L'uomo nero di Putin
Milano. Giù, ancora giù, sempre più giù. Rotola il barile di petrolio, ormai vicino ai prezzi toccati nel 2009, al culmine della crisi di Lehman Brothers. Ma c’è una differenza: allora il tracollo coincideva con una crisi drammatica delle economie occidentali, in parte compensata dalla Cina, nuovo motore dell’economia. Oggi, al contrario, i consumi a ovest tendono al rialzo, mentre il motore di Pechino è in frenata, con grave danno per i produttori di petrolio, Russia in testa.
Già, ancora una volta Mosca rischia di essere la grande perdente della battaglia del greggio. E’ il vero timore del presidente Vladimir Putin, consapevole che fu il calo del greggio – che ancora oggi rappresenta il 68 per cento dell’export russo – a provocare il collasso del comunismo così come la fine di Boris Eltsin. Per carità, ci vuol altro a piegare la volontà del presidente che ieri ha convocato il presidente della Banca centrale, Elvira Nabiullina, per manifestarle il suo sostegno nella battaglia a difesa del rublo, in calo nei confronti della valuta americana del 35 per cento da maggio, insidiato dalla mole dei debiti (35 miliardi di dollari) da restituire di qui a dicembre. E poi, c’è pure qualche buona notizia o almeno così si direbbe a prima vista: i profitti del colosso pubblico Gazprom sono schizzati alle stelle, un balzo del 71 per cento. In rubli, però. Se si prescinde dalla svalutazione della moneta, i conti cambiano: il gigante petrolifero e del gas ha venduto il 16 per cento in meno in Europa. E le cose promettono di peggiorare: mai, dalla fine dell’Unione Sovietica, la società prediletta dal presidente ha fatturato di meno. Ma, nonostante questo, dovrà versare lo stesso dividendo nelle casse esauste del Cremlino.

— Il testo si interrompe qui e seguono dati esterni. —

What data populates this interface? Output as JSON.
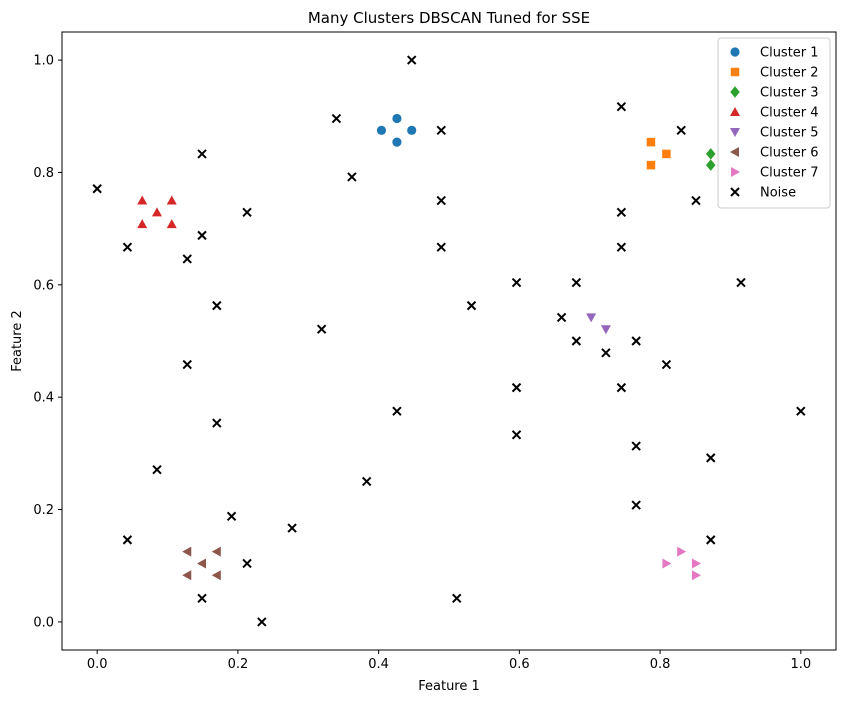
{
  "chart_data": {
    "type": "scatter",
    "title": "Many Clusters DBSCAN Tuned for SSE",
    "xlabel": "Feature 1",
    "ylabel": "Feature 2",
    "xlim": [
      -0.05,
      1.05
    ],
    "ylim": [
      -0.05,
      1.05
    ],
    "xticks": [
      "0.0",
      "0.2",
      "0.4",
      "0.6",
      "0.8",
      "1.0"
    ],
    "yticks": [
      "0.0",
      "0.2",
      "0.4",
      "0.6",
      "0.8",
      "1.0"
    ],
    "grid": false,
    "legend": "top-right",
    "series": [
      {
        "name": "Cluster 1",
        "marker": "circle",
        "color": "#1f77b4",
        "points": [
          [
            0.404,
            0.875
          ],
          [
            0.426,
            0.896
          ],
          [
            0.426,
            0.854
          ],
          [
            0.447,
            0.875
          ]
        ]
      },
      {
        "name": "Cluster 2",
        "marker": "square",
        "color": "#ff7f0e",
        "points": [
          [
            0.787,
            0.854
          ],
          [
            0.787,
            0.813
          ],
          [
            0.809,
            0.833
          ]
        ]
      },
      {
        "name": "Cluster 3",
        "marker": "diamond",
        "color": "#2ca02c",
        "points": [
          [
            0.872,
            0.833
          ],
          [
            0.872,
            0.813
          ]
        ]
      },
      {
        "name": "Cluster 4",
        "marker": "triangle-up",
        "color": "#d62728",
        "points": [
          [
            0.064,
            0.75
          ],
          [
            0.106,
            0.75
          ],
          [
            0.085,
            0.729
          ],
          [
            0.064,
            0.708
          ],
          [
            0.106,
            0.708
          ]
        ]
      },
      {
        "name": "Cluster 5",
        "marker": "triangle-down",
        "color": "#9467bd",
        "points": [
          [
            0.702,
            0.542
          ],
          [
            0.723,
            0.521
          ]
        ]
      },
      {
        "name": "Cluster 6",
        "marker": "triangle-left",
        "color": "#8c564b",
        "points": [
          [
            0.128,
            0.125
          ],
          [
            0.17,
            0.125
          ],
          [
            0.149,
            0.104
          ],
          [
            0.128,
            0.083
          ],
          [
            0.17,
            0.083
          ]
        ]
      },
      {
        "name": "Cluster 7",
        "marker": "triangle-right",
        "color": "#e377c2",
        "points": [
          [
            0.83,
            0.125
          ],
          [
            0.809,
            0.104
          ],
          [
            0.851,
            0.104
          ],
          [
            0.851,
            0.083
          ]
        ]
      },
      {
        "name": "Noise",
        "marker": "x",
        "color": "#000000",
        "points": [
          [
            0.447,
            1.0
          ],
          [
            0.745,
            0.917
          ],
          [
            0.34,
            0.896
          ],
          [
            0.489,
            0.875
          ],
          [
            0.83,
            0.875
          ],
          [
            0.149,
            0.833
          ],
          [
            0.362,
            0.792
          ],
          [
            0.0,
            0.771
          ],
          [
            0.489,
            0.75
          ],
          [
            0.851,
            0.75
          ],
          [
            0.213,
            0.729
          ],
          [
            0.745,
            0.729
          ],
          [
            0.149,
            0.688
          ],
          [
            0.043,
            0.667
          ],
          [
            0.489,
            0.667
          ],
          [
            0.745,
            0.667
          ],
          [
            0.128,
            0.646
          ],
          [
            0.596,
            0.604
          ],
          [
            0.681,
            0.604
          ],
          [
            0.915,
            0.604
          ],
          [
            0.17,
            0.563
          ],
          [
            0.532,
            0.563
          ],
          [
            0.66,
            0.542
          ],
          [
            0.319,
            0.521
          ],
          [
            0.681,
            0.5
          ],
          [
            0.766,
            0.5
          ],
          [
            0.723,
            0.479
          ],
          [
            0.128,
            0.458
          ],
          [
            0.809,
            0.458
          ],
          [
            0.596,
            0.417
          ],
          [
            0.745,
            0.417
          ],
          [
            0.426,
            0.375
          ],
          [
            1.0,
            0.375
          ],
          [
            0.17,
            0.354
          ],
          [
            0.596,
            0.333
          ],
          [
            0.766,
            0.313
          ],
          [
            0.872,
            0.292
          ],
          [
            0.085,
            0.271
          ],
          [
            0.383,
            0.25
          ],
          [
            0.766,
            0.208
          ],
          [
            0.191,
            0.188
          ],
          [
            0.277,
            0.167
          ],
          [
            0.043,
            0.146
          ],
          [
            0.872,
            0.146
          ],
          [
            0.213,
            0.104
          ],
          [
            0.149,
            0.042
          ],
          [
            0.511,
            0.042
          ],
          [
            0.234,
            0.0
          ]
        ]
      }
    ]
  }
}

[**Video_box_2**]Insomma, ancora una volta è il petrolio il tallone d’Achille della Russia. O, come sospetta zar Vladimir, l’arma letale di Washington, la vera responsabile del crollo del petrolio. Tesi all’apparenza bizzarra perché ormai gli Stati Uniti, grazie al boom del tight oil, noto ai più col nome di shale oil, sono la potenza petrolifera per eccellenza, con un imponente apparato industriale e finanziario legato alle sorti dell’oro nero. Ma i sospetti russi hanno comunque qualche fondamento. Non solo perché la macchina del capitalismo americano sa adattarsi con grande flessibilità agli umori del mercato. Certo, il calo del greggio sta provocando il taglio degli investimenti delle Big oil per centinaia di miliardi. Ma grazie ai progressi della tecnologia, nel giro di pochi mesi il costo delle perforazioni shale si è abbassato da 65 a poco più di 30 dollari. E il colosso delle infrastrutture per l’industria degli idrocarburi Halliburton, grazie a un finanziamento di 500 miliardi di dollari dal fondo BlackRock, ha inaugurato la stagione dei pagamenti dilazionati per i produttori. E per chi non ce la fa c’è sempre un Warren Buffett in soccorso. Berkshire Hathaway ha investito 37,2 miliardi di dollari per acquistare Precision Castparts, gigante industriale indebolito dal calo delle commesse di turbine e trivelle. Ma la causa principale della caduta del greggio sta nella finanza. Il boom del fracking è il frutto di investimenti giganteschi, resi possibili dal basso costo del denaro e sostenuti dall’alto livello dei prezzi del petrolio, gonfiati fino al 2014 dai derivati emessi dalle grandi banche d’affari americane.
Insomma, c’è la “mano visibile” di Wall Street dietro lo sboom dei prezzi del greggio, così profondo da resistere al dumping dell’Arabia Saudita, che non è riuscito a piegare la resistenza dei petrolieri texani e rischia di non riuscire a sbarrare la strada a Teheran, rimessa in gioco proprio da Washington, ormai emancipata dal greggio di Riad. Una scommessa vincente purché, fa notare lo storico Dominic Lieven di Cambridge, questo non faccia precipitare la situazione russa. “Mosca – scrive – non è mai stata tanto vulnerabile da 300 anni”.